For the DOM approach (docs for the Node interface): Run over all child nodes of an element. If the child is an element node, run recursively. If it's a text node, search in the text (node.data) and if you want to highlight/change something, shorten the text of the node until the found position, and insert a highligth-span with the matched text and another text node for the rest of the text.
Example code (adjusted, origin is here):
(function iterate_node(node) {
if (node.nodeType === 3) { // Node.TEXT_NODE
var text = node.data,
pos = text.search(/any regular expression/g), //indexOf also applicable
length = 5; // or whatever you found
if (pos > -1) {
node.data = text.substr(0, pos); // split into a part before...
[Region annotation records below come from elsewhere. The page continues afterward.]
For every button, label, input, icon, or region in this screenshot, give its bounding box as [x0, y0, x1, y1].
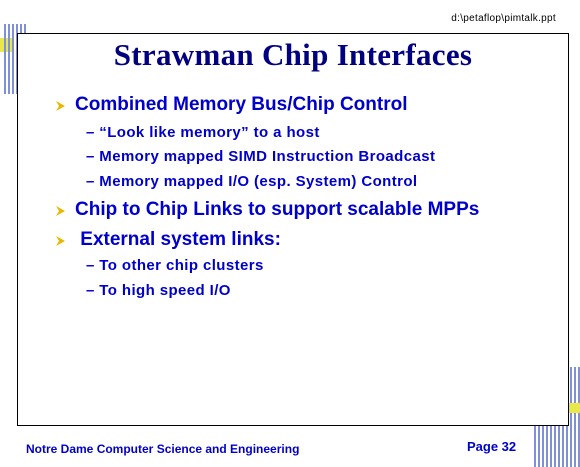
bullet-item-combined-memory-bus: Combined Memory Bus/Chip Control [75, 94, 408, 115]
sub-bullet-simd-broadcast: – Memory mapped SIMD Instruction Broadcast [86, 148, 436, 165]
bullet-arrow-icon [55, 205, 66, 217]
slide-title: Strawman Chip Interfaces [113, 37, 473, 72]
bullet-item-chip-to-chip-links: Chip to Chip Links to support scalable MPPs [75, 199, 480, 220]
footer-page-number: Page 32 [467, 439, 517, 454]
sub-bullet-io-control: – Memory mapped I/O (esp. System) Control [86, 173, 418, 190]
sub-bullet-high-speed-io: – To high speed I/O [86, 282, 231, 299]
bullet-item-external-system-links: External system links: [75, 229, 281, 250]
sub-bullet-look-like-memory: – “Look like memory” to a host [86, 124, 320, 141]
bullet-arrow-icon [55, 235, 66, 247]
footer-organization: Notre Dame Computer Science and Engineering [26, 442, 300, 456]
sub-bullet-other-chip-clusters: – To other chip clusters [86, 257, 264, 274]
file-path-label: d:\petaflop\pimtalk.ppt [451, 13, 556, 24]
bullet-arrow-icon [55, 100, 66, 112]
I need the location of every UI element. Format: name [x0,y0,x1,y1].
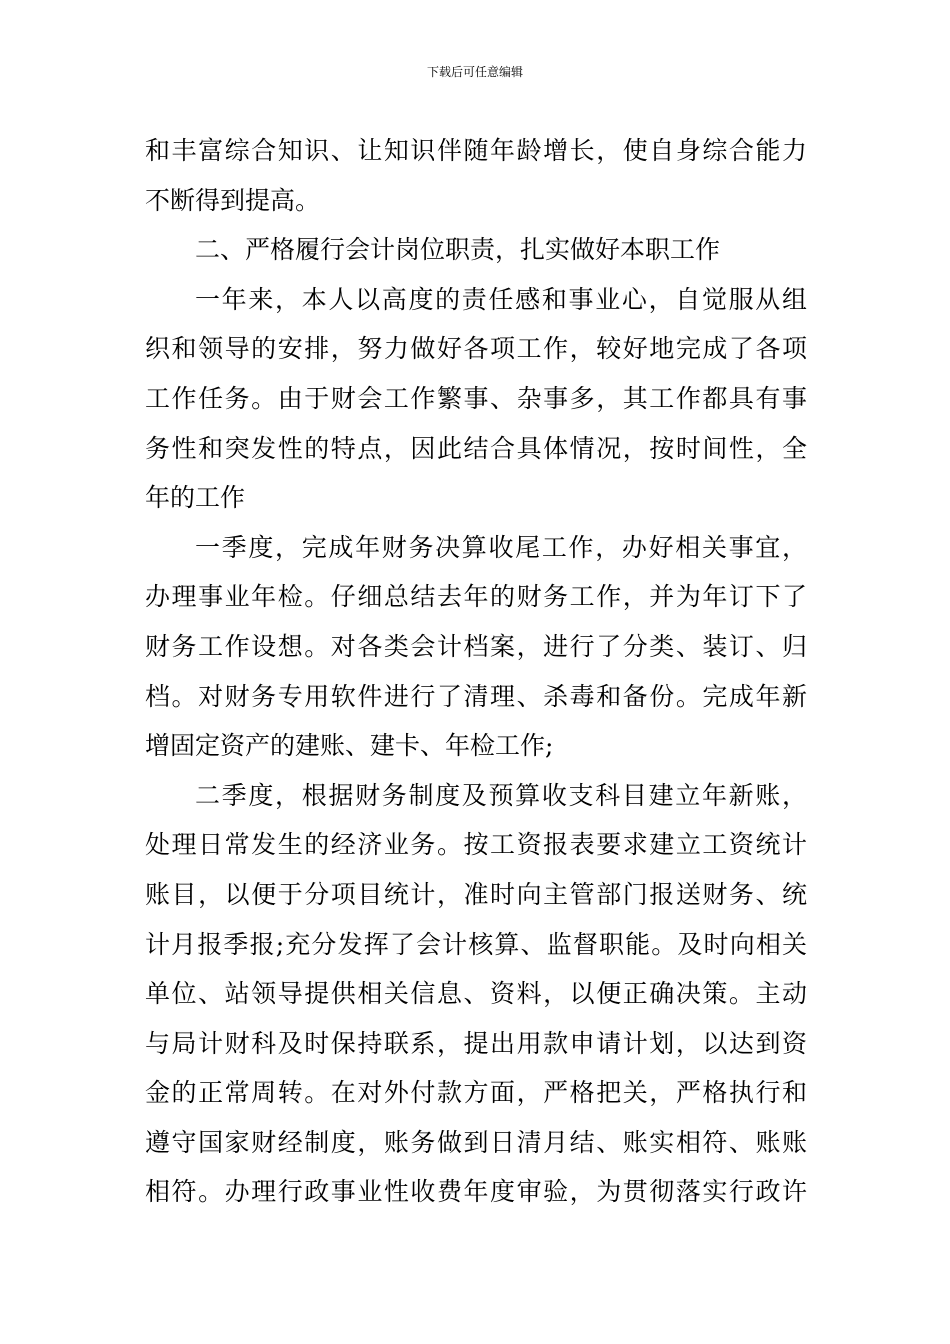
text-line: 单位、站领导提供相关信息、资料，以便正确决策。主动 [145,979,807,1009]
document-body [145,126,807,1217]
text-line: 和丰富综合知识、让知识伴随年龄增长，使自身综合能力 [145,136,807,165]
text-line: 一年来，本人以高度的责任感和事业心，自觉服从组 [195,284,807,314]
text-line: 与局计财科及时保持联系，提出用款申请计划，以达到资 [145,1028,807,1058]
text-line: 一季度，完成年财务决算收尾工作，办好相关事宜， [195,532,807,562]
text-line: 不断得到提高。 [145,185,321,215]
text-line: 金的正常周转。在对外付款方面，严格把关，严格执行和 [145,1078,807,1108]
text-line: 财务工作设想。对各类会计档案，进行了分类、装订、归 [145,631,807,661]
text-line: 工作任务。由于财会工作繁事、杂事多，其工作都具有事 [145,383,807,413]
text-line: 计月报季报;充分发挥了会计核算、监督职能。及时向相关 [145,929,807,959]
text-line: 年的工作 [145,483,246,513]
text-line: 务性和突发性的特点，因此结合具体情况，按时间性，全 [145,433,807,463]
text-line: 织和领导的安排，努力做好各项工作，较好地完成了各项 [145,334,807,364]
section-heading: 二、严格履行会计岗位职责，扎实做好本职工作 [195,235,721,265]
text-line: 办理事业年检。仔细总结去年的财务工作，并为年订下了 [145,582,807,612]
text-line: 遵守国家财经制度，账务做到日清月结、账实相符、账账 [145,1127,807,1157]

var rest = document.createTextNode(text.substr(pos+length)); // a part after
var highlight = document.createElement("span"); // and a part between
highlight.className = "highlight";
highlight.appendChild(document.createTextNode(text.substr(pos, length)));
node.parentNode.insertBefore(rest, node.nextSibling); // insert after
node.parentNode.insertBefore(highlight, node.nextSibling);
iterate_node(rest); // maybe there are more matches
}
} else if (node.nodeType === 1) { // Node.ELEMENT_NODE
for (var i = 0; i < node.childNodes.length; i++) {
iterate_node(node.childNodes[i]); // run recursive on DOM
}
}
})(content); // any dom node
There's also highlight.js, which might be exactly what you want.